I have written many words about the state hospital and Oregon's system of mental health over the past decade. I'm sorry that you find my work so offensive to those who suffer from mental illnesses.
I do find it interesting that you feel compelled to channel your criticism at the one (and only) media institution in this state that has devoted literally thousands of hours of reporting, editing and writing time to persuade lawmakers to replace the state hospital, create a respectful place for the cremains stored there, enlarge the network of community beds and change the law to require the PSRB to let people out of the hospital.

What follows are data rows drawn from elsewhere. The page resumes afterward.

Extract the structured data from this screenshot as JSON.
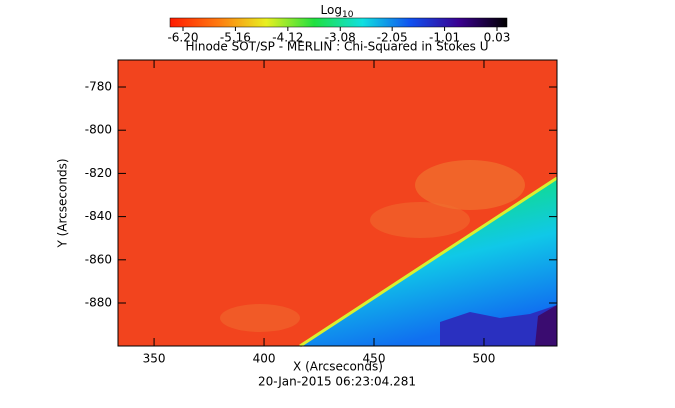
{
  "chart_data": {
    "type": "image",
    "title": "Hinode SOT/SP - MERLIN : Chi-Squared in Stokes U",
    "x_label": "X (Arcseconds)",
    "y_label": "Y (Arcseconds)",
    "timestamp": "20-Jan-2015 06:23:04.281",
    "colorbar_label": {
      "base": "Log",
      "subscript": "10"
    },
    "colorbar_ticks": [
      {
        "value": -6.2,
        "label": "-6.20"
      },
      -5.16,
      -4.12,
      -3.08,
      -2.05,
      -1.01,
      0.03
    ],
    "colormap": [
      "#ff1a00",
      "#ff7a10",
      "#e8f020",
      "#20e040",
      "#10e0e0",
      "#1050f0",
      "#3a0090",
      "#000000"
    ],
    "xlim": [
      333.6,
      533.2
    ],
    "xticks": [
      350,
      400,
      450,
      500
    ],
    "ylim": [
      -899.9,
      -767.5
    ],
    "yticks": [
      -780,
      -800,
      -820,
      -840,
      -860,
      -880
    ]
  }
}
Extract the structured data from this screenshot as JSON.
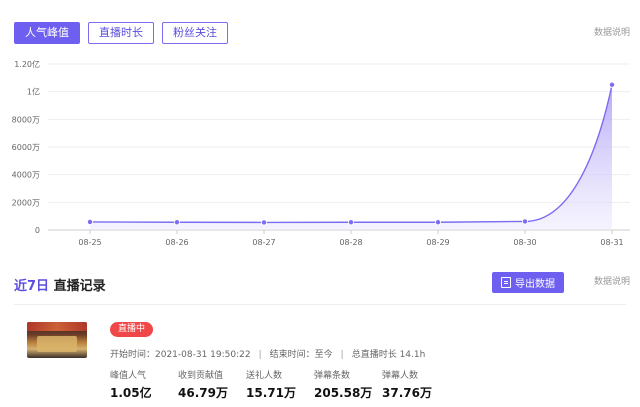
{
  "tabs": [
    {
      "label": "人气峰值",
      "active": true
    },
    {
      "label": "直播时长",
      "active": false
    },
    {
      "label": "粉丝关注",
      "active": false
    }
  ],
  "data_note": "数据说明",
  "chart_data": {
    "type": "area",
    "x": [
      "08-25",
      "08-26",
      "08-27",
      "08-28",
      "08-29",
      "08-30",
      "08-31"
    ],
    "y_ticks": [
      "0",
      "2000万",
      "4000万",
      "6000万",
      "8000万",
      "1亿",
      "1.20亿"
    ],
    "ylim": [
      0,
      120000000
    ],
    "series": [
      {
        "values": [
          5800000,
          5600000,
          5500000,
          5600000,
          5600000,
          6200000,
          105000000
        ]
      }
    ],
    "grid": true,
    "colors": {
      "line": "#7b6cf0",
      "fill_top": "#a99bf6",
      "fill_bottom": "#ece8fd",
      "grid": "#eeeeee"
    }
  },
  "records": {
    "title_accent": "近7日",
    "title_rest": " 直播记录",
    "export_label": "导出数据",
    "data_note": "数据说明",
    "item": {
      "status": "直播中",
      "start": "开始时间：2021-08-31 19:50:22",
      "end": "结束时间：至今",
      "duration": "总直播时长 14.1h",
      "sep": "|",
      "stats": [
        {
          "label": "峰值人气",
          "value": "1.05亿"
        },
        {
          "label": "收到贡献值",
          "value": "46.79万"
        },
        {
          "label": "送礼人数",
          "value": "15.71万"
        },
        {
          "label": "弹幕条数",
          "value": "205.58万"
        },
        {
          "label": "弹幕人数",
          "value": "37.76万"
        }
      ]
    }
  }
}
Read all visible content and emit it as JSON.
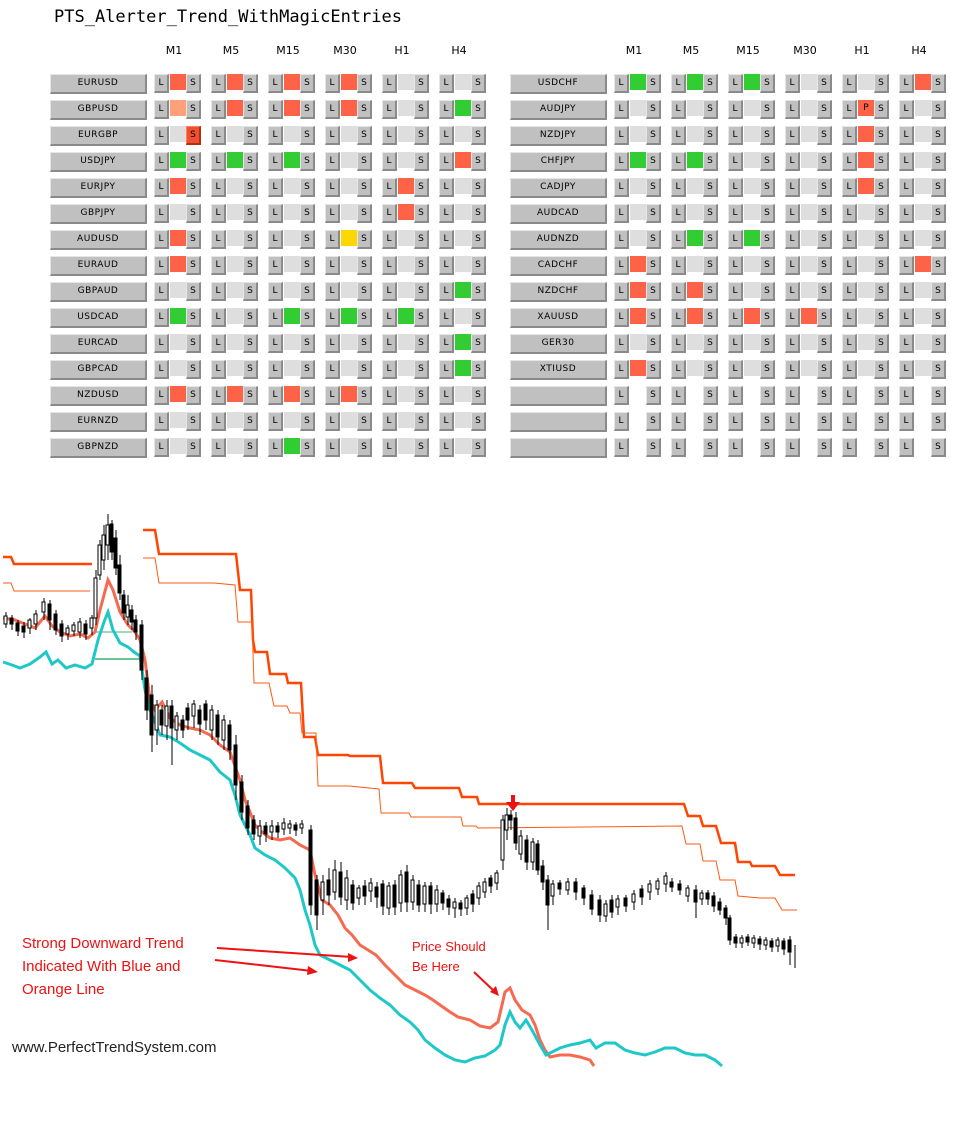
{
  "title": "PTS_Alerter_Trend_WithMagicEntries",
  "timeframes": [
    "M1",
    "M5",
    "M15",
    "M30",
    "H1",
    "H4"
  ],
  "button_labels": {
    "long": "L",
    "short": "S"
  },
  "state_colors": {
    "red": "#ff6347",
    "salmon": "#ffa07a",
    "green": "#32cd32",
    "yellow": "#ffd700",
    "none": "#dedede"
  },
  "left_panel": {
    "rows": [
      {
        "symbol": "EURUSD",
        "states": [
          "red",
          "red",
          "red",
          "red",
          "none",
          "none"
        ]
      },
      {
        "symbol": "GBPUSD",
        "states": [
          "salmon",
          "red",
          "red",
          "red",
          "none",
          "green"
        ]
      },
      {
        "symbol": "EURGBP",
        "states": [
          "none",
          "none",
          "none",
          "none",
          "none",
          "none"
        ],
        "short_highlight_tf": "M1"
      },
      {
        "symbol": "USDJPY",
        "states": [
          "green",
          "green",
          "green",
          "none",
          "none",
          "red"
        ]
      },
      {
        "symbol": "EURJPY",
        "states": [
          "red",
          "none",
          "none",
          "none",
          "red",
          "none"
        ]
      },
      {
        "symbol": "GBPJPY",
        "states": [
          "none",
          "none",
          "none",
          "none",
          "red",
          "none"
        ]
      },
      {
        "symbol": "AUDUSD",
        "states": [
          "red",
          "none",
          "none",
          "yellow",
          "none",
          "none"
        ]
      },
      {
        "symbol": "EURAUD",
        "states": [
          "red",
          "none",
          "none",
          "none",
          "none",
          "none"
        ]
      },
      {
        "symbol": "GBPAUD",
        "states": [
          "none",
          "none",
          "none",
          "none",
          "none",
          "green"
        ]
      },
      {
        "symbol": "USDCAD",
        "states": [
          "green",
          "none",
          "green",
          "green",
          "green",
          "none"
        ]
      },
      {
        "symbol": "EURCAD",
        "states": [
          "none",
          "none",
          "none",
          "none",
          "none",
          "green"
        ]
      },
      {
        "symbol": "GBPCAD",
        "states": [
          "none",
          "none",
          "none",
          "none",
          "none",
          "green"
        ]
      },
      {
        "symbol": "NZDUSD",
        "states": [
          "red",
          "red",
          "red",
          "red",
          "none",
          "none"
        ]
      },
      {
        "symbol": "EURNZD",
        "states": [
          "none",
          "none",
          "none",
          "none",
          "none",
          "none"
        ]
      },
      {
        "symbol": "GBPNZD",
        "states": [
          "none",
          "none",
          "green",
          "none",
          "none",
          "none"
        ]
      }
    ]
  },
  "right_panel": {
    "rows": [
      {
        "symbol": "USDCHF",
        "states": [
          "green",
          "green",
          "green",
          "none",
          "none",
          "red"
        ]
      },
      {
        "symbol": "AUDJPY",
        "states": [
          "none",
          "none",
          "none",
          "none",
          "red",
          "none"
        ],
        "marks": {
          "H1": "P"
        }
      },
      {
        "symbol": "NZDJPY",
        "states": [
          "none",
          "none",
          "none",
          "none",
          "red",
          "none"
        ]
      },
      {
        "symbol": "CHFJPY",
        "states": [
          "green",
          "green",
          "none",
          "none",
          "red",
          "none"
        ]
      },
      {
        "symbol": "CADJPY",
        "states": [
          "none",
          "none",
          "none",
          "none",
          "red",
          "none"
        ]
      },
      {
        "symbol": "AUDCAD",
        "states": [
          "none",
          "none",
          "none",
          "none",
          "none",
          "none"
        ]
      },
      {
        "symbol": "AUDNZD",
        "states": [
          "none",
          "green",
          "green",
          "none",
          "none",
          "none"
        ]
      },
      {
        "symbol": "CADCHF",
        "states": [
          "red",
          "none",
          "none",
          "none",
          "none",
          "red"
        ]
      },
      {
        "symbol": "NZDCHF",
        "states": [
          "red",
          "red",
          "none",
          "none",
          "none",
          "none"
        ]
      },
      {
        "symbol": "XAUUSD",
        "states": [
          "red",
          "red",
          "red",
          "red",
          "none",
          "none"
        ]
      },
      {
        "symbol": "GER30",
        "states": [
          "none",
          "none",
          "none",
          "none",
          "none",
          "none"
        ]
      },
      {
        "symbol": "XTIUSD",
        "states": [
          "red",
          "none",
          "none",
          "none",
          "none",
          "none"
        ]
      },
      {
        "symbol": "",
        "states": [
          "empty",
          "empty",
          "empty",
          "empty",
          "empty",
          "empty"
        ]
      },
      {
        "symbol": "",
        "states": [
          "empty",
          "empty",
          "empty",
          "empty",
          "empty",
          "empty"
        ]
      },
      {
        "symbol": "",
        "states": [
          "empty",
          "empty",
          "empty",
          "empty",
          "empty",
          "empty"
        ]
      }
    ]
  },
  "chart": {
    "annotation_trend": [
      "Strong Downward Trend",
      "Indicated With Blue and",
      "Orange Line"
    ],
    "annotation_price": [
      "Price Should",
      "Be Here"
    ],
    "watermark": "www.PerfectTrendSystem.com",
    "colors": {
      "candles": "#000000",
      "orange_line": "#f56a50",
      "blue_line": "#1ec8c8",
      "stop_thick": "#ff4500",
      "stop_thin": "#ff5a14",
      "arrow": "#ee1111",
      "green_line": "#3cb371"
    }
  }
}
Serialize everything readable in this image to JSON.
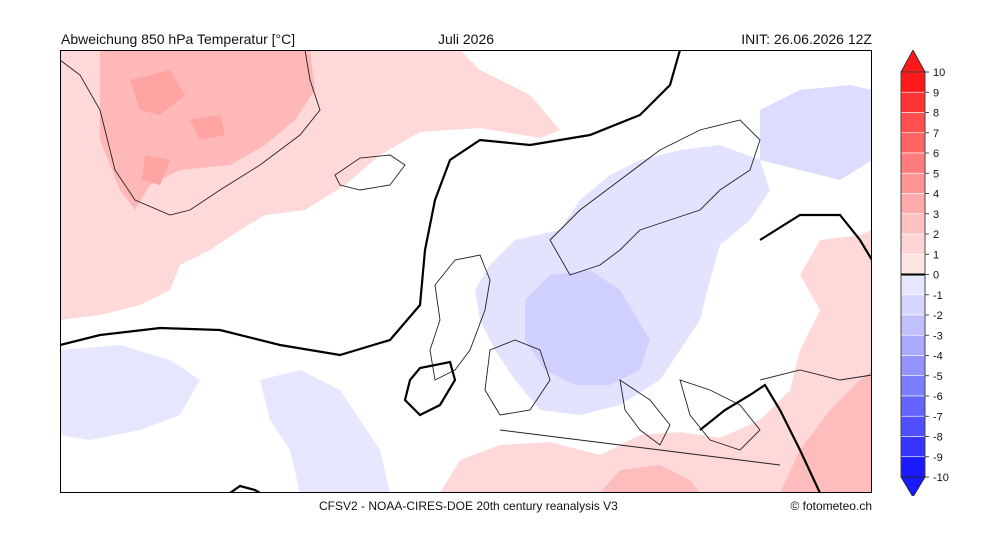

Finally, I take personally the last sentence in your piece, and think it is dead wrong.
3:42 p.m.
May 30, '10
Rick, thanks for joining in the conversation here. I hope you're well.
7:45 a.m.
May 31, '10
People with mental illness should not be defined by their illness. Mainstream media needs to balance their reporting. It would be good to see included in stories involving someone with mental illness a brief list of resources of where to find help. And in stories about suicide, a brief statement about the National Lifeline for those who are feeling suicidal. So often these days we see the media fall short on the value of their news content. How or who will it effect.
9:33 a.m.
Jun 1, '10
As a retired clinician with 30 plus years in the Oregon Community Mental Health system, your polemic is just that, a polemic. Those patients who are under the supervision of PSRB in large part are there because they refused treatment, and committed crimes as a result. These patients are dangerous, not only because of an illness, but because they chose to refuse treatment and committed serious crimes. On occasion I supervised PSRB community release patients. PSRB's oversight and monitoring is terrible, and their primary concern is keeping patients out of the hospital for cost reasons rather than protection of the public. One of my supervisees had shot a man in the forehead, another had burned down a house. Patients under the jurisidiction of PSRB are dangerous. They are not the same as patients who voluntarily participate in treatment and obey the law. The public has a right to protection, and the idea that a visit to a community mental health clinic once a week or twice a month constitutes any kind of protection, or guarantee of participation in treatment is ludicrous. Quibbling over the legal term, "criminally insane", is a distraction and about political correctness. Criminal insanity is not a reference to their illness but their legal standing. In "fairness" we should probably define them by their criminal acts rather than their legal status. I would give the Oregonian points for advocacy in mental health, and criticism for its refusal to address the funding needs of the mental health system.